# Questions regarding early natural numbers.

Consider the real number $0.123456789101112\dots$, where you concatenate the digits of the natural numbers.

Certain natural numbers are "early", meaning, they appear earlier as a substring of digits than they are supposed to.

For example: $12$, $23$ and $101$ are early natural numbers.

I have a few questions:

1. Is the set of early numbers infinite? What about the set of non-early numbers?

2. Does the set of early numbers have an asymptotic density? If so, is there a closed form expression for that real number?

3. Same as previous question, but regarding the set of non-early numbers.

• The set of early numbers is definitely infinite, since $12,123,1234,12345, \ldots$ are early. – Stefan Mesken Jun 6 '14 at 6:50

## 3 Answers

These numbers are tabulated at the Online Encyclopedia of Integer Sequences.
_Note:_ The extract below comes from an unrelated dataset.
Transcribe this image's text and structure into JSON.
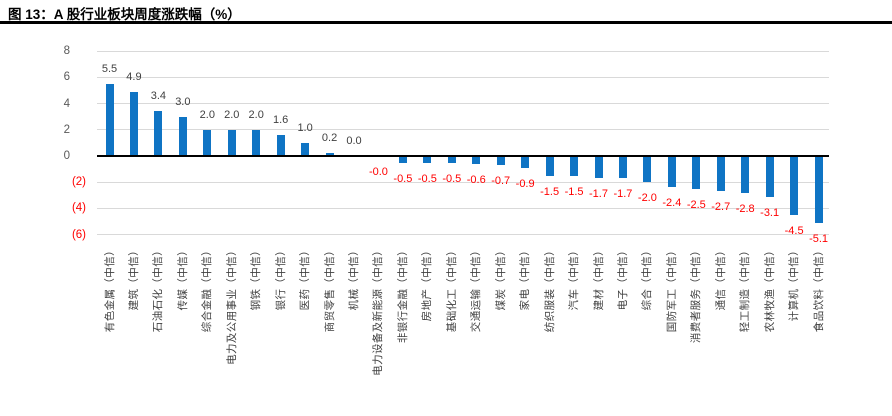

There's a reference there to work of Golomb, which you can find on page 30 of this link. In particular, Golomb explains why these numbers have density 1.

The set of early numbers is infinite, as it contains at least the following set: $$\{12,123,1234,12345,123456,1234567,\dots\}$$

As for the set of non-early numbers, I think you can show that the number $1111\dots 1$ is not early for any number of ones it contains, meaning the set of non-early numbers is also infinite.

Questions 2 and 3 are much tougher and I cannot see a simple answer to them (still, I believe I answered at least some of your questions).

The set of early numbers will definitely go infinite because you can group certain number of digits to achieve a early number. There are also non-early numbers which will go to infinite. There would be always certain numbers (more than early ones) who can't be achieved by the combination of any numbers.